Originally written on 3rd October, 2016
At the time of writing this I’ve been a mom for precisely four days. Four. That’s all. And yet the people at the hospital seem to think it is okay for me to take this little baby home. I feel like a bit of a fraud.
Don’t get me wrong, I am happy to leave the hospital (and especially the light pink pajama suit which never fit me quite right). I am also happy to finally drink in the sights and sounds of my baby without a nurse or doctor interrupting us every hour. But am I ready to become a parent?
I thought that pushing the baby out would make it all real. But no, I think that the moment the doctor actually says, “Okay, you can go home” is when it really sets in. One moment I am happy beyond words and the next I am terrified.
As we process the discharge I keep waiting for the doctor to tell me what I am supposed to do next. Surely there is some instruction booklet like there was for the epidural I took? But no, it seems not. Looks like they are just going to let me leave with this tiny gem.
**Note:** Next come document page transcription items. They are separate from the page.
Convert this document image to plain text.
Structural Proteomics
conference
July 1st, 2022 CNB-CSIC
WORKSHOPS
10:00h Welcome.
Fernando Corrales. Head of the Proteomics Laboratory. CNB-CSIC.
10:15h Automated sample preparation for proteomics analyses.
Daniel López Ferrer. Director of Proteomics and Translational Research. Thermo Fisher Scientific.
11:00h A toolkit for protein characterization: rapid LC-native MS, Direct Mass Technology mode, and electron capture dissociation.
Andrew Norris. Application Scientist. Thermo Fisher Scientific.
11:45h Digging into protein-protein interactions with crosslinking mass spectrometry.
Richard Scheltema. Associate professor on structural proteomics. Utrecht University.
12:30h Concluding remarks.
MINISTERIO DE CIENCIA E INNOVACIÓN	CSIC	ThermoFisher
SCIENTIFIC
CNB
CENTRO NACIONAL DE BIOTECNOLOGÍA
We get home and my mom is all smiles and tears at the same time. Her little baby is all grown up and has a baby of her own. There’s too many people waiting to welcome Baby M and once the celebratory snap has been taken, he’s out of my arms. Even with his tiny fists shut and eyes wide open, Baby M works the crowd like a pro.
That evening, the only time I get Baby M in my arms is when he starts crying. “Why is he crying?” they ask, and a silent look passes between BawaGroom and myself. It’s only been 4 days after all. Why would these people who have grown up three and four kids each think we’d have the answer to that question? I simply grin and work off my checklist – feed, burp, change, sleep, repeat.
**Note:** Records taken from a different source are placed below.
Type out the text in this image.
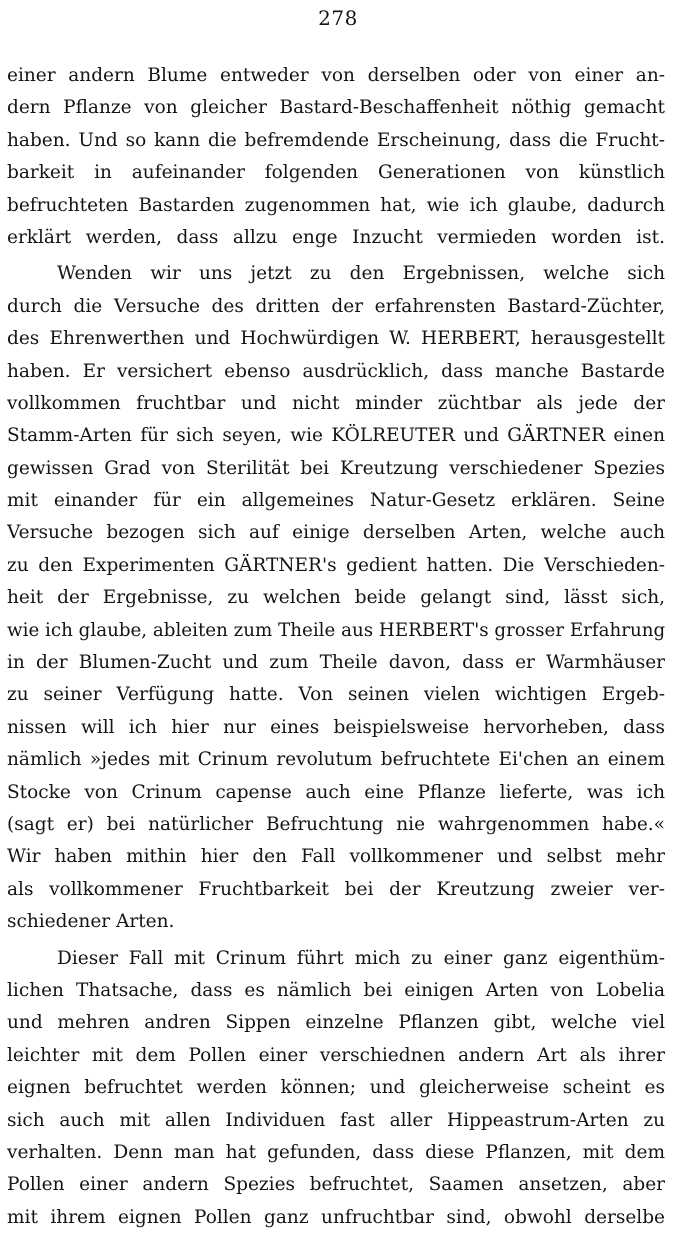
278
einer andern Blume entweder von derselben oder von einer an-
dern Pflanze von gleicher Bastard-Beschaffenheit nöthig gemacht
haben. Und so kann die befremdende Erscheinung, dass die Frucht-
barkeit in aufeinander folgenden Generationen von künstlich
befruchteten Bastarden zugenommen hat, wie ich glaube, dadurch
erklärt werden, dass allzu enge Inzucht vermieden worden ist.
Wenden wir uns jetzt zu den Ergebnissen, welche sich
durch die Versuche des dritten der erfahrensten Bastard-Züchter,
des Ehrenwerthen und Hochwürdigen W. HERBERT, herausgestellt
haben. Er versichert ebenso ausdrücklich, dass manche Bastarde
vollkommen fruchtbar und nicht minder züchtbar als jede der
Stamm-Arten für sich seyen, wie KÖLREUTER und GÄRTNER einen
gewissen Grad von Sterilität bei Kreutzung verschiedener Spezies
mit einander für ein allgemeines Natur-Gesetz erklären. Seine
Versuche bezogen sich auf einige derselben Arten, welche auch
zu den Experimenten GÄRTNER's gedient hatten. Die Verschieden-
heit der Ergebnisse, zu welchen beide gelangt sind, lässt sich,
wie ich glaube, ableiten zum Theile aus HERBERT's grosser Erfahrung
in der Blumen-Zucht und zum Theile davon, dass er Warmhäuser
zu seiner Verfügung hatte. Von seinen vielen wichtigen Ergeb-
nissen will ich hier nur eines beispielsweise hervorheben, dass
nämlich »jedes mit Crinum revolutum befruchtete Ei'chen an einem
Stocke von Crinum capense auch eine Pflanze lieferte, was ich
(sagt er) bei natürlicher Befruchtung nie wahrgenommen habe.«
Wir haben mithin hier den Fall vollkommener und selbst mehr
als vollkommener Fruchtbarkeit bei der Kreutzung zweier ver-
schiedener Arten.
Dieser Fall mit Crinum führt mich zu einer ganz eigenthüm-
lichen Thatsache, dass es nämlich bei einigen Arten von Lobelia
und mehren andren Sippen einzelne Pflanzen gibt, welche viel
leichter mit dem Pollen einer verschiednen andern Art als ihrer
eignen befruchtet werden können; und gleicherweise scheint es
sich auch mit allen Individuen fast aller Hippeastrum-Arten zu
verhalten. Denn man hat gefunden, dass diese Pflanzen, mit dem
Pollen einer andern Spezies befruchtet, Saamen ansetzen, aber
mit ihrem eignen Pollen ganz unfruchtbar sind, obwohl derselbe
Before I know it it’s night. I am secretly proud that I’ve managed to keep my baby relatively happy for a whole day without too much of ‘adult’ supervision. Ofcourse, the bubble bursts two hours later when Baby M won’t stop howling in the middle of the night for no apparent reason. But atleast I don’t have an audience for this except for my mom who magically puts him to sleep again in under 10 minutes.
She sees a helpless tear in my eye and brushes it away. Don’t worry she says, a child gives birth to a mother and you will slowly figure out what Baby M needs. Suddenly, I am reminded of my favourite art installation at Bandra which says just that. It’s only now that I completely get what they meant.
Welcome home Baby M. There will be tears and I will likely not know why you are crying most of the time. But, know that there will be plenty of laughs too as we both grow up together!